本文介绍了一个计算矩形绘制中底边长度误差的问题。通过给定矩形顶边、左边及右边长度的范围，求解底边斜长最大值与最小值之差。采用简单高效的算法实现，时间复杂度为O(1)。

RectangleError

Problem's Link

Problem Statement

You want to draw a rectangle on a piece of paper. Unfortunately, you are not a perfect draftsman. The lines you make, although straight, do not always have the correct lengths. The top edge has length in the inclusive range [topMin,topMax], the left edge in the inclusive range [leftMin,leftMax], and the right edge in the inclusive range [rightMin,rightMax]. Fortunately, the left, top and right edges are at right angles to each other and meet (where applicable) at their ends. The bottom edge is made by connecting the bottom end of the left edge to the bottom end of the right edge. Return the maximum length the bottom edge could be minus the minimum length the bottom edge could be.

Definition

-Class: RectangleError

-Method: bottomRange

-Parameters: double, double, double, double, double, double

-Returns: double

-Method signature: double bottomRange(double topMin, double topMax, double leftMin, double leftMax, double rightMin, double rightMax)

-(be sure your method is public)

Notes

- Your return value must have an absolute or relative error less than 1e-9.

Constraints

- Each input will be between 5 and 100 inclusive.

- topMin will not be greater than topMax.

- leftMin will not be greater than leftMax.

- rightMin will not be greater than rightMax.

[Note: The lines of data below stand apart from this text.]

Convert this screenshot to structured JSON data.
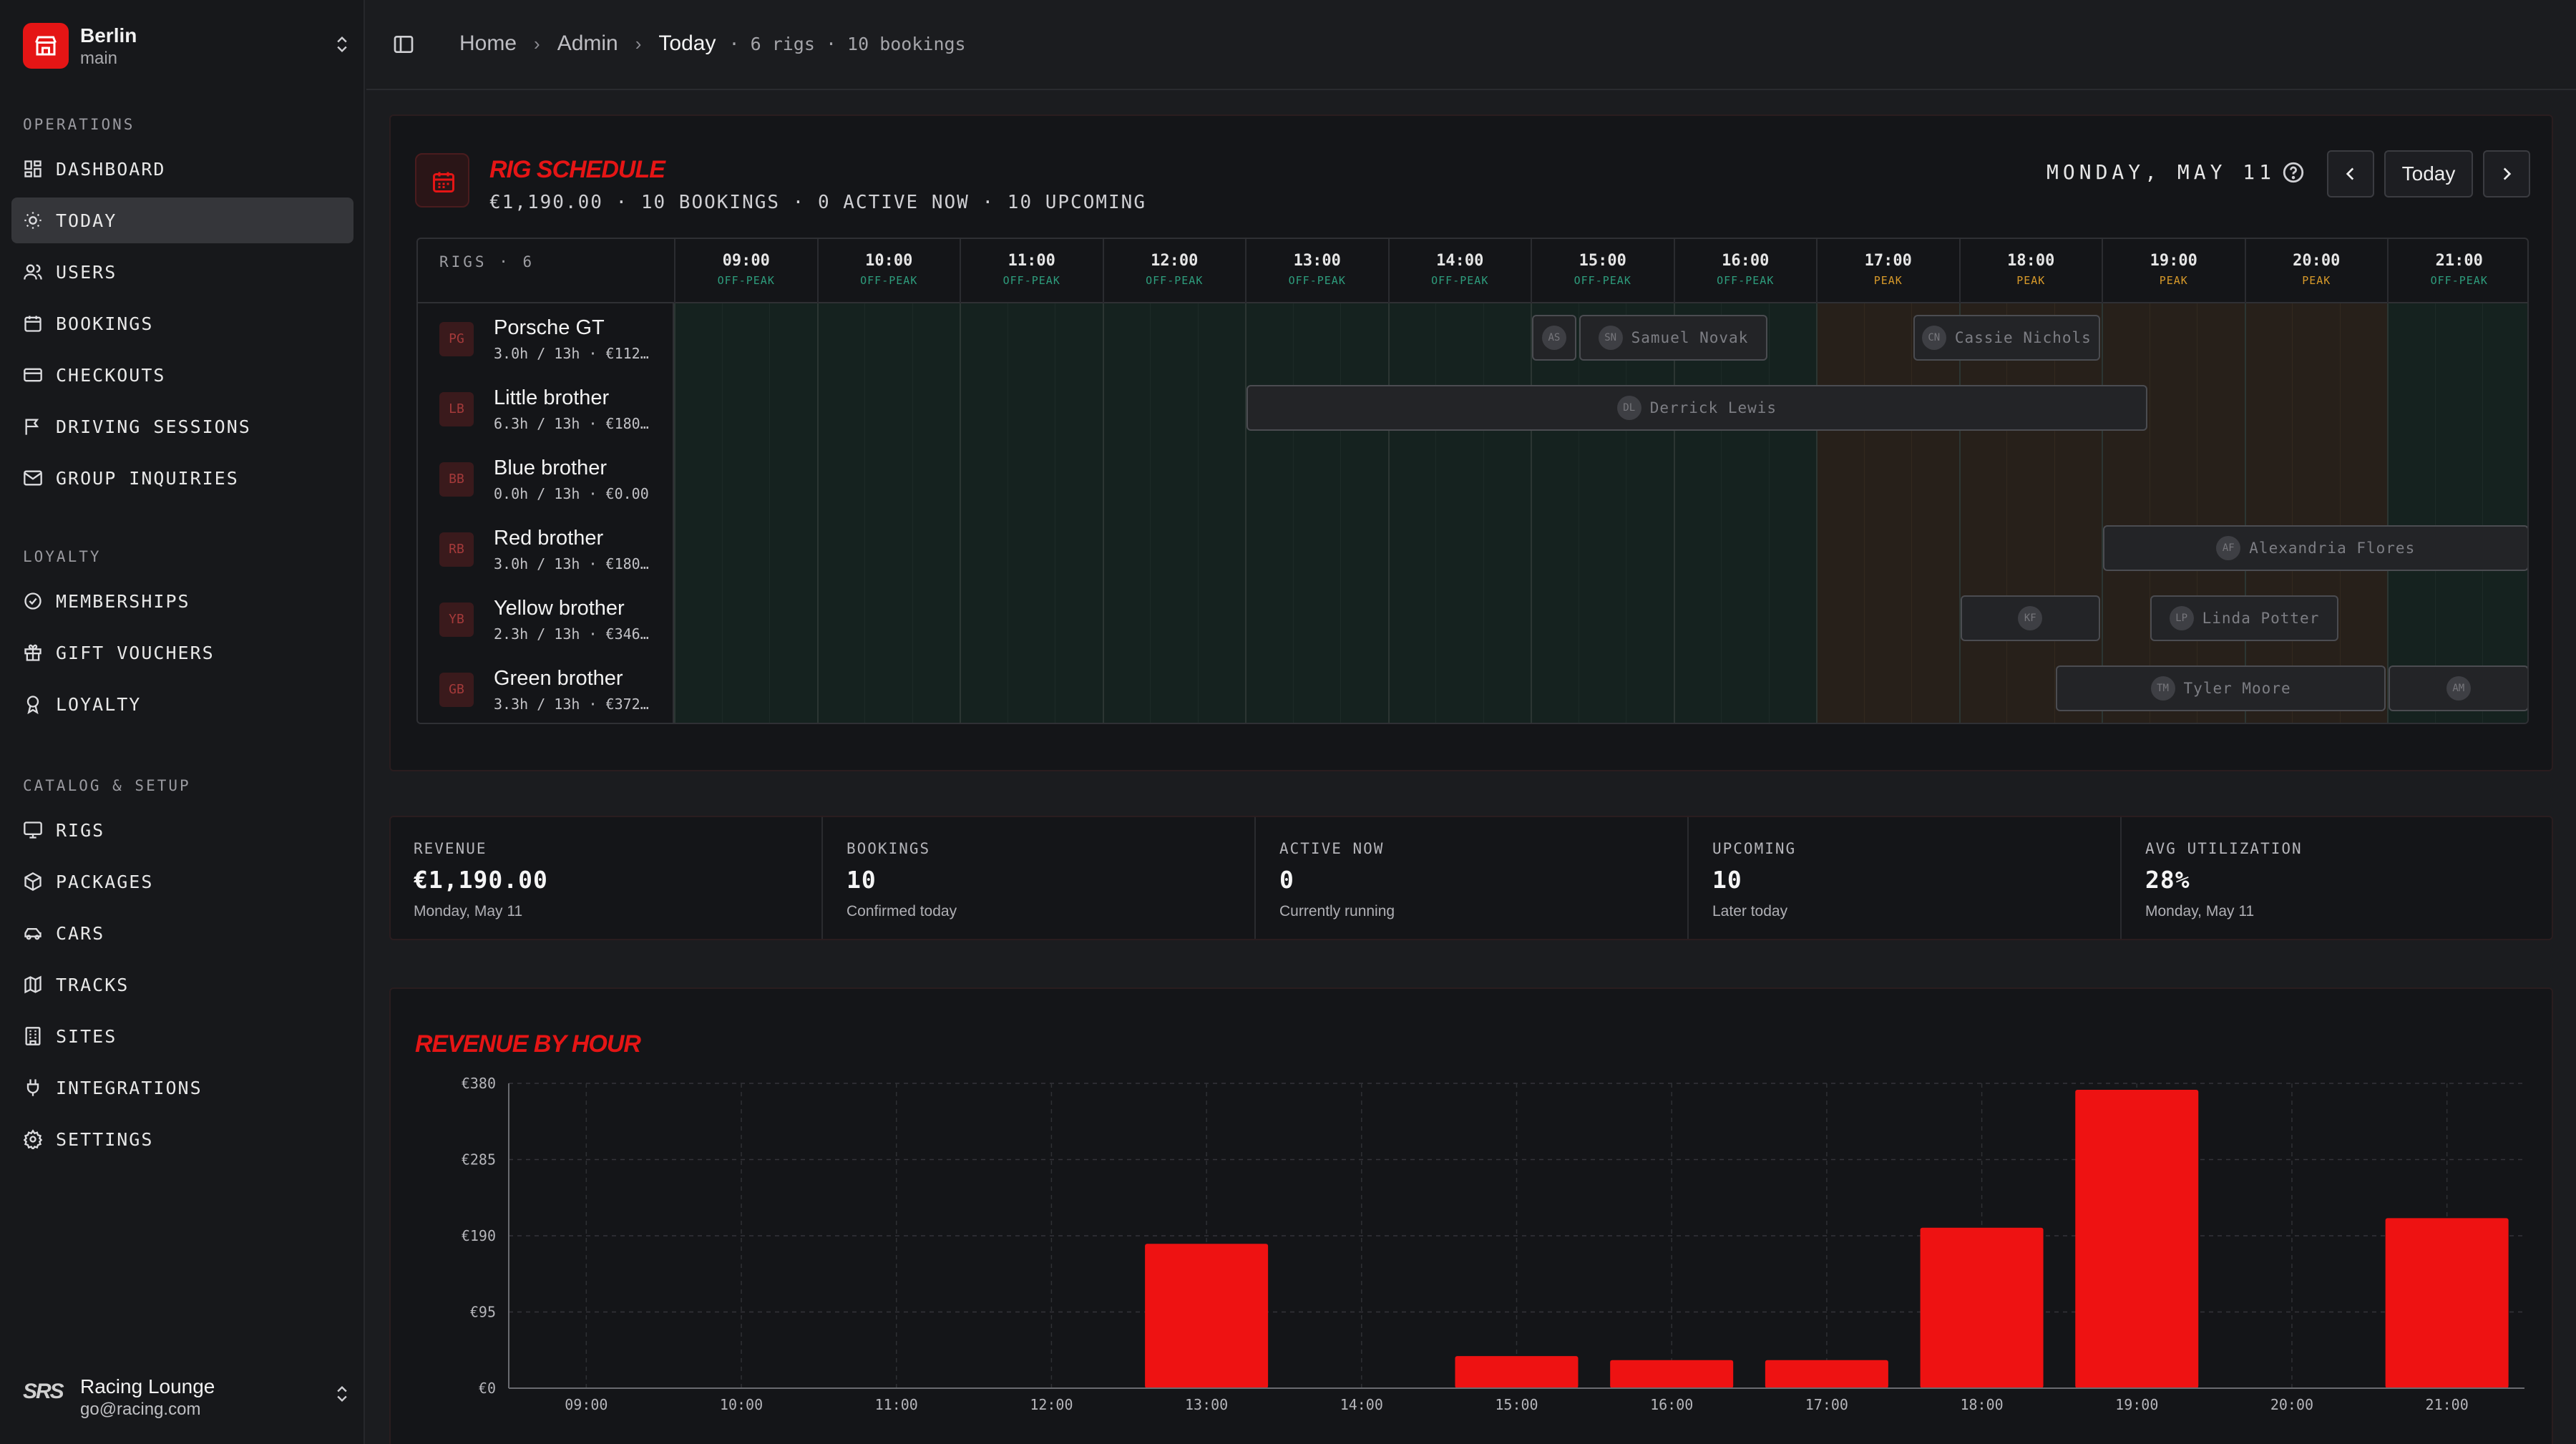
{
  "workspace": {
    "site": "Berlin",
    "branch": "main"
  },
  "sidebar": {
    "sections": [
      {
        "label": "OPERATIONS",
        "items": [
          "DASHBOARD",
          "TODAY",
          "USERS",
          "BOOKINGS",
          "CHECKOUTS",
          "DRIVING SESSIONS",
          "GROUP INQUIRIES"
        ]
      },
      {
        "label": "LOYALTY",
        "items": [
          "MEMBERSHIPS",
          "GIFT VOUCHERS",
          "LOYALTY"
        ]
      },
      {
        "label": "CATALOG & SETUP",
        "items": [
          "RIGS",
          "PACKAGES",
          "CARS",
          "TRACKS",
          "SITES",
          "INTEGRATIONS",
          "SETTINGS"
        ]
      }
    ],
    "active_item": "TODAY",
    "account": {
      "logo_text": "SRS",
      "name": "Racing Lounge",
      "email": "go@racing.com"
    }
  },
  "breadcrumb": {
    "items": [
      "Home",
      "Admin",
      "Today"
    ],
    "meta": "· 6 rigs · 10 bookings"
  },
  "schedule": {
    "title": "RIG SCHEDULE",
    "subtitle": "€1,190.00 · 10 BOOKINGS · 0 ACTIVE NOW · 10 UPCOMING",
    "date_label": "MONDAY, MAY 11",
    "today_button": "Today",
    "rigs_label": "RIGS · 6",
    "hours": [
      {
        "time": "09:00",
        "tier": "OFF-PEAK"
      },
      {
        "time": "10:00",
        "tier": "OFF-PEAK"
      },
      {
        "time": "11:00",
        "tier": "OFF-PEAK"
      },
      {
        "time": "12:00",
        "tier": "OFF-PEAK"
      },
      {
        "time": "13:00",
        "tier": "OFF-PEAK"
      },
      {
        "time": "14:00",
        "tier": "OFF-PEAK"
      },
      {
        "time": "15:00",
        "tier": "OFF-PEAK"
      },
      {
        "time": "16:00",
        "tier": "OFF-PEAK"
      },
      {
        "time": "17:00",
        "tier": "PEAK"
      },
      {
        "time": "18:00",
        "tier": "PEAK"
      },
      {
        "time": "19:00",
        "tier": "PEAK"
      },
      {
        "time": "20:00",
        "tier": "PEAK"
      },
      {
        "time": "21:00",
        "tier": "OFF-PEAK"
      }
    ],
    "rigs": [
      {
        "initials": "PG",
        "name": "Porsche GT",
        "stats": "3.0h / 13h · €112…",
        "bookings": [
          {
            "start": 15.0,
            "end": 15.33,
            "initials": "AS",
            "name": ""
          },
          {
            "start": 15.33,
            "end": 16.67,
            "initials": "SN",
            "name": "Samuel Novak"
          },
          {
            "start": 17.67,
            "end": 19.0,
            "initials": "CN",
            "name": "Cassie Nichols"
          }
        ]
      },
      {
        "initials": "LB",
        "name": "Little brother",
        "stats": "6.3h / 13h · €180…",
        "bookings": [
          {
            "start": 13.0,
            "end": 19.33,
            "initials": "DL",
            "name": "Derrick Lewis"
          }
        ]
      },
      {
        "initials": "BB",
        "name": "Blue brother",
        "stats": "0.0h / 13h · €0.00",
        "bookings": []
      },
      {
        "initials": "RB",
        "name": "Red brother",
        "stats": "3.0h / 13h · €180…",
        "bookings": [
          {
            "start": 19.0,
            "end": 22.0,
            "initials": "AF",
            "name": "Alexandria Flores"
          }
        ]
      },
      {
        "initials": "YB",
        "name": "Yellow brother",
        "stats": "2.3h / 13h · €346…",
        "bookings": [
          {
            "start": 18.0,
            "end": 19.0,
            "initials": "KF",
            "name": ""
          },
          {
            "start": 19.33,
            "end": 20.67,
            "initials": "LP",
            "name": "Linda Potter"
          }
        ]
      },
      {
        "initials": "GB",
        "name": "Green brother",
        "stats": "3.3h / 13h · €372…",
        "bookings": [
          {
            "start": 18.67,
            "end": 21.0,
            "initials": "TM",
            "name": "Tyler Moore"
          },
          {
            "start": 21.0,
            "end": 22.0,
            "initials": "AM",
            "name": ""
          }
        ]
      }
    ]
  },
  "stats": [
    {
      "label": "REVENUE",
      "value": "€1,190.00",
      "note": "Monday, May 11"
    },
    {
      "label": "BOOKINGS",
      "value": "10",
      "note": "Confirmed today"
    },
    {
      "label": "ACTIVE NOW",
      "value": "0",
      "note": "Currently running"
    },
    {
      "label": "UPCOMING",
      "value": "10",
      "note": "Later today"
    },
    {
      "label": "AVG UTILIZATION",
      "value": "28%",
      "note": "Monday, May 11"
    }
  ],
  "revenue": {
    "title": "REVENUE BY HOUR",
    "chart_data": {
      "type": "bar",
      "title": "REVENUE BY HOUR",
      "categories": [
        "09:00",
        "10:00",
        "11:00",
        "12:00",
        "13:00",
        "14:00",
        "15:00",
        "16:00",
        "17:00",
        "18:00",
        "19:00",
        "20:00",
        "21:00"
      ],
      "values": [
        0,
        0,
        0,
        0,
        180,
        0,
        40,
        35,
        35,
        200,
        372,
        0,
        212
      ],
      "y_ticks": [
        "€0",
        "€95",
        "€190",
        "€285",
        "€380"
      ],
      "ylim": [
        0,
        380
      ],
      "grid": true,
      "bar_color": "#ee1212"
    }
  },
  "colors": {
    "accent": "#e51515",
    "off_peak": "#2e9d7d",
    "peak": "#d89a2a"
  }
}
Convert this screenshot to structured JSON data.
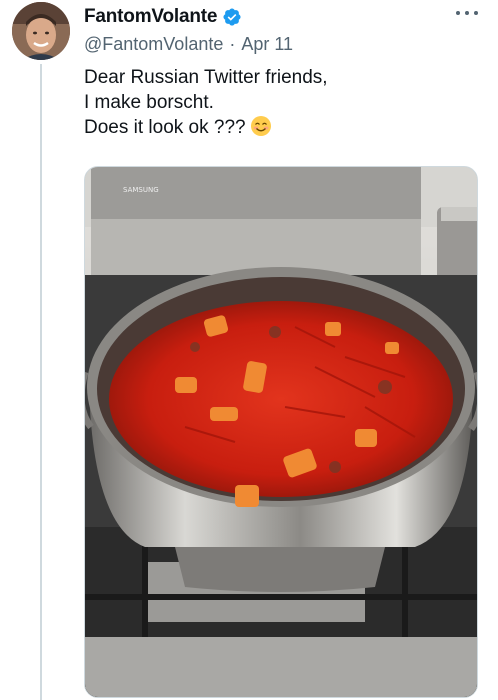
{
  "tweet": {
    "display_name": "FantomVolante",
    "handle": "@FantomVolante",
    "date": "Apr 11",
    "separator": "·",
    "lines": [
      "Dear Russian Twitter friends,",
      "I make borscht.",
      "Does it look ok ???"
    ],
    "emoji": "smiling-face-emoji",
    "verified": true
  },
  "icons": {
    "verified": "verified-badge-icon",
    "more": "more-options-icon"
  },
  "colors": {
    "verified_blue": "#1d9bf0",
    "text_primary": "#0f1419",
    "text_secondary": "#536471",
    "borscht_red": "#c81e0f"
  },
  "media": {
    "description_label": "photo of borscht in pot on stove",
    "brand_mark": "SAMSUNG"
  }
}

----------------------------------------------------------------------------

Mean:

给定一个矩形的顶边、左边、右边的长度范围，求连接左边和右边下顶点的斜边长的最大可能长度与最小可能长度的差.

analyse:

Time complexity: O(1)

view code

#include <bits/stdc++.h>
using namespace std;

class RectangleError
{
public:
   double bottomRange(double topMin, double topMax, double leftMin, double leftMax, double rightMin, double rightMax)
   {

       double Max = max(hypot(topMax, leftMin-rightMax) , hypot(topMax, leftMax-rightMin));

       double y;
       if(rightMin >= leftMax)
           y = rightMin - leftMax;
       else if(leftMin >= rightMax)
           y = rightMax - leftMin;
       else
           y = 0;

       double Min = hypot(topMin, y);
       return Max-Min;
   }
};

int main()
{
    double topMin,topMax,leftMin, leftMax, rightMin,rightMax;
    while(cin>>topMin>>topMax>>leftMin>>leftMax>>rightMin>>rightMax)
    {
        RectangleError rectangleError;
        double ans=rectangleError.bottomRange(topMin,topMax,leftMin,leftMax,rightMin,rightMax);
        printf("%f\n",ans);
    }
    return 0;
}
/*

*/